Enbridge chief to retire Canada's Enbridge Inc. is getting a new CEO.
The giant energy transporter announced today that Patrick Daniel, who joined the company in 1982 and has been CEO for more than a decade, is retiring this year.
Mr. Daniel will remain CEO until he leaves by the end of 2012, but the board appointed to the president's job Al Monaco, who heads the gas pipelines unit and has been with the company since 1995.
"As a board, we place very high priority on succession planning and on developing people to ensure the company's continuing success," said chairman David Arledge.
"Enbridge has an outstanding management team; choosing one individual to lead was not an easy decision. Over his 30 years of experience in the energy industry, Al Monaco has demonstrated exceptional leadership capabilities across the range of Enbridge's businesses."
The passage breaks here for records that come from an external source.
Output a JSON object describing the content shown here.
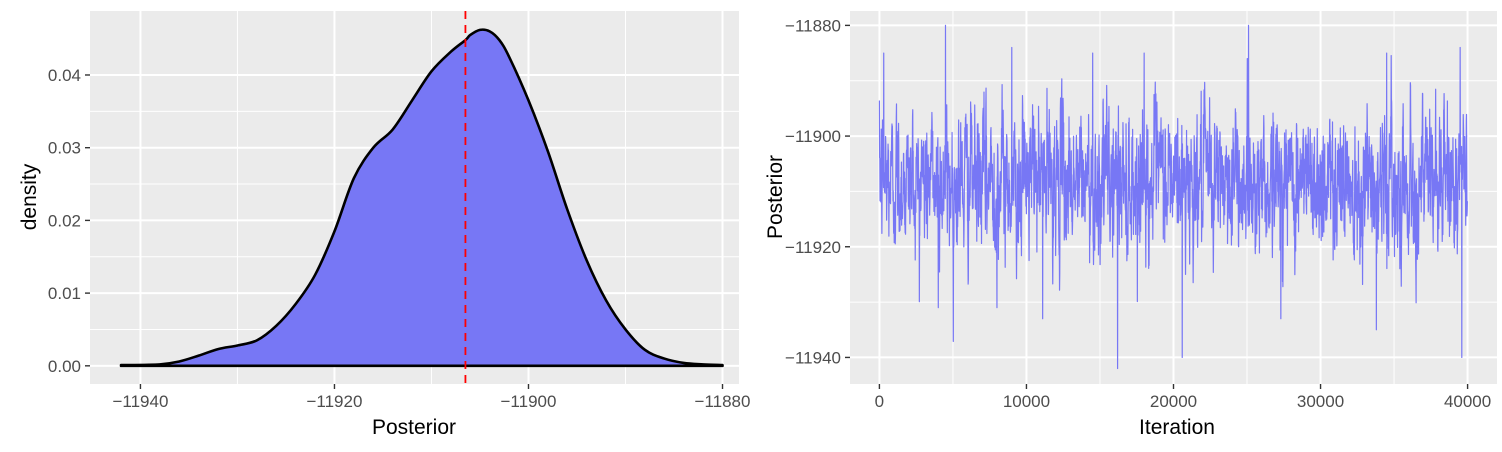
{
  "chart_data": [
    {
      "type": "area",
      "xlabel": "Posterior",
      "ylabel": "density",
      "xlim": [
        -11945.2,
        -11878.3
      ],
      "ylim": [
        -0.0025,
        0.0488
      ],
      "xticks": [
        -11940,
        -11920,
        -11900,
        -11880
      ],
      "xtick_labels": [
        "−11940",
        "−11920",
        "−11900",
        "−11880"
      ],
      "yticks": [
        0,
        0.01,
        0.02,
        0.03,
        0.04
      ],
      "ytick_labels": [
        "0.00",
        "0.01",
        "0.02",
        "0.03",
        "0.04"
      ],
      "grid": true,
      "panel_background": "#ebebeb",
      "fill_color": "#7777f5",
      "line_color": "#000000",
      "reference_line": {
        "x": -11906.5,
        "color": "#ff0000",
        "style": "dashed"
      },
      "x": [
        -11942,
        -11938,
        -11936,
        -11934,
        -11932,
        -11930,
        -11928,
        -11926,
        -11924,
        -11922,
        -11920,
        -11918,
        -11916,
        -11914,
        -11912,
        -11910,
        -11908,
        -11906.5,
        -11906,
        -11905,
        -11904,
        -11903,
        -11902,
        -11900,
        -11898,
        -11896,
        -11894,
        -11892,
        -11890,
        -11888,
        -11886,
        -11884,
        -11882,
        -11880
      ],
      "y": [
        0.0001,
        0.0002,
        0.0006,
        0.0014,
        0.0023,
        0.0028,
        0.0035,
        0.0055,
        0.0085,
        0.0125,
        0.0185,
        0.0258,
        0.03,
        0.0325,
        0.0365,
        0.0405,
        0.0432,
        0.0448,
        0.0455,
        0.0462,
        0.046,
        0.0448,
        0.0425,
        0.0365,
        0.0295,
        0.0215,
        0.0145,
        0.009,
        0.005,
        0.0022,
        0.001,
        0.0004,
        0.0002,
        0.0001
      ]
    },
    {
      "type": "line",
      "xlabel": "Iteration",
      "ylabel": "Posterior",
      "xlim": [
        -2000,
        42000
      ],
      "ylim": [
        -11944.8,
        -11877.4
      ],
      "xticks": [
        0,
        10000,
        20000,
        30000,
        40000
      ],
      "xtick_labels": [
        "0",
        "10000",
        "20000",
        "30000",
        "40000"
      ],
      "yticks": [
        -11940,
        -11920,
        -11900,
        -11880
      ],
      "ytick_labels": [
        "−11940",
        "−11920",
        "−11900",
        "−11880"
      ],
      "grid": true,
      "panel_background": "#ebebeb",
      "line_color": "#7777f5",
      "n_iterations": 40000,
      "center": -11908,
      "upper_extremes": [
        [
          300,
          -11885
        ],
        [
          4500,
          -11880
        ],
        [
          9000,
          -11884
        ],
        [
          14500,
          -11885
        ],
        [
          18000,
          -11885
        ],
        [
          25100,
          -11880
        ],
        [
          34500,
          -11885
        ],
        [
          39500,
          -11884
        ]
      ],
      "lower_extremes": [
        [
          16200,
          -11942
        ],
        [
          20600,
          -11940
        ],
        [
          4000,
          -11931
        ],
        [
          33800,
          -11935
        ],
        [
          39600,
          -11940
        ],
        [
          11100,
          -11933
        ],
        [
          27300,
          -11933
        ],
        [
          8000,
          -11931
        ]
      ]
    }
  ]
}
The company pointed out that its share price has increased by 250 per cent under Mr. Daniel.
Who is Buffett's heir? The billion-dollar question floating through markets today is this: Who has Warren Buffett tapped to succeed him at the helm of Berkshire Hathaway Inc. ?
In his weekend letter to shareholders, a widely-watched, annual document, Mr. Buffett said he has a candidate and two backups. But he didn't name them, which appears to have caused some angst as the legendary investor gets on in years.
"Berkshire Hathaway is 100 per cent the product of Warren Buffett's genius," Philip Anthony Quinet, long-time investor, told The Wall Street Journal. "I know the board is comfortable with [his successor] but why can't loyal shareholders know who he is, too?"
It's not like he's leaving or anything like that - indeed, in his letter he said he's not going anywhere - but he did try to calm the waters, though with little apparent success.
Trial delayed BP PLC and the parties in a civil trial are scrambling to reach a settlement related to the massive oil spill in the Gulf of Mexico in 2010.
The trial had been scheduled to begin today, but both BP and the lawyers for the plaintiffs said in a statement yesterday that the court agreed to delay it by a week to allow the company and the plaintiffs' steering committee, or PSC, more time to strike a deal.
"BP and the PSC are working to reach agreement to fairly compensate people and businesses affected by the Deepwater Horizon accident and oil spill," they said. "There can be no assurance that these discussions will lead to a settlement agreement."